Simple Batch Example - MeirellesLab/AzureCustomTasks GitHub Wiki

Azure Batch Python Quickstart

This example is a port of the Run a Batch Job sample code, provided by Microsoft. To show how simple it is to create a new batch job using ACT.

The major difference between this and the Hello World Example is that now we are simulating a real execution scenario where the inputs and scripts are placed in a storage container.

To start, follow the preparation steps.
Then, create the storage container (mydata) that will be used to inputs/script/output.
And, upload the inputs and script files. You can't create an empty folder in a blob container, so don't forget to specify the folder when uploading each file.

Then run ACT from the root folder using the command:

# To preview the execution before sending it to the cloud
python3 src/act/azure_custom_tasks.py -j examples/simplesbatch/config.json -s

# To run the command
python3 src/act/azure_custom_tasks.py -j examples/simplebatch/config.json

Here, you can take a look at what is new in the config.json file content:

...
"tasks": {
    "addCollectionStep":10,
    "inputs": {
      "areBlobsInInputStorage":true,
      "inputFileExtension":".txt",
      "outputFileExtension":"",
      "filterOutExistingBlobInOutputStorage": false,
      "filterOutExistingTaskInCurrentJob": false,
    },
    "resources": {
      "automaticInputsUpload":true,
      "automaticScriptsUpload":true
    },
    "logs": {
      "automaticUpload":true,
      "destinationPath":"logs/simplebatch/",
      "pattern":"../std*"
    },
    "outputs": {
      "automaticUpload":false
    },
    "command":"bash -c \"./my_script.sh ",
    "commandSuffix":"\"",
    "retryCount":0,
    "retentionTimeInMinutes":1000
  }
...
"storage": {
  ...
  "input": {
      "container":"mydata",
      "path":"inputs/",
      "blobPrefix":"taskdata"
    },
...

The parameter tasks.inputs."areBlobsInInputStorage" is telling ACT to get its inputs from the configured input container, which here is mydata (storage.input."container":"mydata") inside folder inputs/ (storage.input."path":"inputs"), notice that due to the parameter storage.input."blobPrefix":"taskdata" only the files that start with the string taskdata will be selected as inputs.

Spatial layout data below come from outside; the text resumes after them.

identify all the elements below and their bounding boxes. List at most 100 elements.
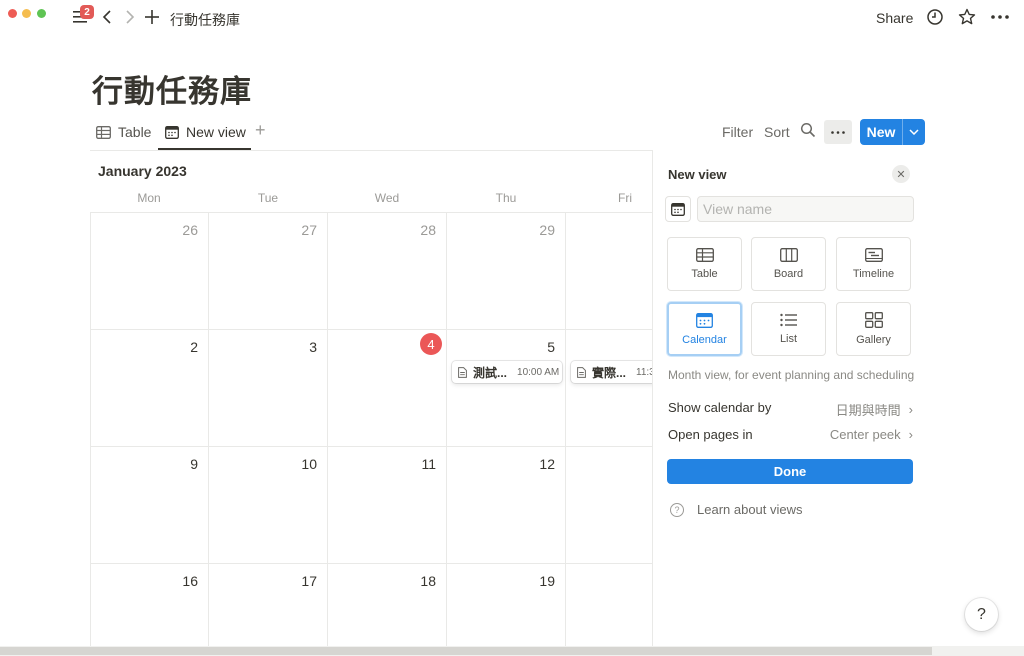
event-title: 實際... [592, 365, 627, 380]
show-calendar-by-value: 日期與時間 [835, 403, 901, 418]
updates-clock-icon[interactable] [924, 6, 946, 28]
weekday-label: Tue [257, 191, 279, 205]
help-button[interactable]: ? [965, 598, 998, 631]
help-circle-icon: ? [670, 502, 684, 517]
board-icon [779, 248, 798, 262]
layout-option-list[interactable]: List [751, 302, 826, 356]
window-close-button[interactable] [8, 9, 17, 18]
day-number: 17 [301, 573, 317, 589]
tab-label: New view [186, 124, 246, 140]
today-marker: 4 [420, 333, 442, 355]
calendar-day-cell[interactable] [566, 564, 652, 656]
layout-option-timeline[interactable]: Timeline [836, 237, 911, 291]
new-button[interactable]: New [860, 119, 925, 145]
calendar-day-cell[interactable]: 實際... 11:3 [566, 330, 652, 447]
list-icon [779, 313, 798, 327]
layout-option-table[interactable]: Table [667, 237, 742, 291]
tab-table[interactable]: Table [96, 120, 151, 144]
scrollbar-thumb[interactable] [0, 647, 932, 655]
open-pages-in-value: Center peek [829, 427, 901, 442]
calendar-day-cell[interactable]: 11 [328, 447, 447, 564]
layout-label: Board [773, 268, 804, 280]
horizontal-scrollbar[interactable] [0, 646, 1024, 656]
layout-label: List [779, 333, 798, 345]
open-pages-in-label: Open pages in [668, 427, 753, 442]
page-title[interactable]: 行動任務庫 [92, 66, 252, 111]
calendar-day-cell[interactable]: 3 [209, 330, 328, 447]
layout-option-calendar[interactable]: Calendar [667, 302, 742, 356]
view-name-input[interactable] [697, 196, 914, 222]
day-number: 3 [309, 339, 317, 355]
tab-label: Table [118, 124, 152, 140]
calendar-day-cell[interactable]: 5 測試... 10:00 AM [447, 330, 566, 447]
calendar-day-cell[interactable]: 28 [328, 213, 447, 330]
calendar-day-cell[interactable]: 27 [209, 213, 328, 330]
sort-button[interactable]: Sort [764, 124, 790, 140]
layout-label: Table [691, 268, 718, 280]
show-calendar-by-row[interactable]: Show calendar by 日期與時間 › [668, 400, 913, 419]
layout-label: Gallery [856, 334, 891, 346]
calendar-event-card[interactable]: 實際... 11:3 [571, 361, 652, 383]
open-pages-in-row[interactable]: Open pages in Center peek › [668, 427, 913, 442]
calendar-day-cell[interactable]: 19 [447, 564, 566, 656]
layout-label: Calendar [682, 333, 727, 346]
calendar-day-cell[interactable]: 29 [447, 213, 566, 330]
notification-badge: 2 [80, 5, 94, 19]
calendar-day-cell[interactable] [566, 447, 652, 564]
back-arrow-icon[interactable] [99, 6, 115, 28]
chevron-down-icon[interactable] [903, 129, 925, 135]
view-options-button[interactable] [824, 120, 852, 144]
panel-title: New view [668, 167, 727, 182]
calendar-day-cell[interactable]: 4 [328, 330, 447, 447]
learn-about-views-link[interactable]: ? Learn about views [670, 502, 803, 517]
layout-label: Timeline [852, 268, 895, 280]
timeline-icon [864, 248, 883, 262]
calendar-day-cell[interactable]: 9 [90, 447, 209, 564]
calendar-day-cell[interactable]: 2 [90, 330, 209, 447]
calendar-day-cell[interactable]: 12 [447, 447, 566, 564]
filter-button[interactable]: Filter [722, 124, 753, 140]
forward-arrow-icon[interactable] [122, 6, 138, 28]
layout-option-board[interactable]: Board [751, 237, 826, 291]
window-zoom-button[interactable] [37, 9, 46, 18]
day-number: 12 [539, 456, 555, 472]
calendar-event-card[interactable]: 測試... 10:00 AM [452, 361, 562, 383]
calendar-day-cell[interactable]: 17 [209, 564, 328, 656]
new-page-plus-icon[interactable] [143, 6, 161, 28]
layout-option-gallery[interactable]: Gallery [836, 302, 911, 356]
calendar-icon [671, 202, 685, 216]
learn-label: Learn about views [697, 502, 803, 517]
event-time: 10:00 AM [517, 366, 560, 378]
favorite-star-icon[interactable] [956, 6, 978, 28]
new-view-panel: New view ✕ Table Board Timeline Calendar… [652, 150, 924, 646]
breadcrumb[interactable]: 行動任務庫 [170, 10, 240, 30]
tab-new-view[interactable]: New view [165, 120, 246, 144]
close-icon[interactable]: ✕ [892, 165, 910, 183]
new-button-label: New [866, 124, 896, 140]
page-icon [577, 366, 586, 378]
calendar-day-cell[interactable] [566, 213, 652, 330]
calendar-day-cell[interactable]: 10 [209, 447, 328, 564]
chevron-right-icon: › [908, 402, 913, 417]
done-button[interactable]: Done [667, 459, 913, 484]
calendar-grid: 26 27 28 29 2 3 4 5 測試... 10:00 AM 實際...… [90, 212, 652, 656]
window-minimize-button[interactable] [22, 9, 31, 18]
view-icon-picker[interactable] [665, 196, 691, 222]
table-icon [695, 248, 714, 262]
day-number: 29 [539, 222, 555, 238]
weekday-label: Wed [374, 191, 400, 205]
calendar-day-cell[interactable]: 18 [328, 564, 447, 656]
add-view-plus-icon[interactable]: + [255, 120, 266, 141]
day-number: 10 [301, 456, 317, 472]
share-button[interactable]: Share [876, 10, 913, 26]
calendar-day-cell[interactable]: 26 [90, 213, 209, 330]
search-icon[interactable] [800, 122, 818, 140]
weekday-label: Mon [137, 191, 161, 205]
calendar-day-cell[interactable]: 16 [90, 564, 209, 656]
month-label: January 2023 [98, 163, 187, 179]
day-number: 19 [539, 573, 555, 589]
page-icon [458, 366, 467, 378]
day-number: 11 [421, 456, 436, 472]
calendar-icon [696, 312, 713, 328]
more-options-icon[interactable] [988, 6, 1012, 28]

The parameter tasks.inputs."inputFileExtension":".txt" defines the extension of the input files and **_tasks.inputs."outputFileExtension":"" define their expected output corresponding extension. The later, is required if you want to remove from the input list the inputs that already have their corresponding output in the storage. For this, you also need to put true in the parameter tasks.inputs."filterOutExistingBlobInOutputStorage", but in this example, it is false.

The tasks.inputs."filterOutExistingTaskInCurrentJob": false, can be used to filter from the input list the inputs that already have a task associated with it. This is useful if a specific input caused an error and you want to place it to run again. In this case, you only need to set this parameter to true, erase the failed Task, and run the command again. This avoids the need to write a new job only to re-execute failed Tasks.

The parameters tasks.resources."automaticInputsUpload":true and tasks.resources."automaticScriptsUpload":true specifies that the input and script blobs must be copied to each Task, in their respective compute node. They will be placed in the current working directory of each Task and be executed from there.

Finally, the tasks."command" and tasks."commandSuffix" specifies the command that will be sent to each Task. Which for the first input is:

bash -c "./my_script.sh 'taskdata0.txt' "

After the execution check if the outputs for each Task placed in the logs, correspond to each input file.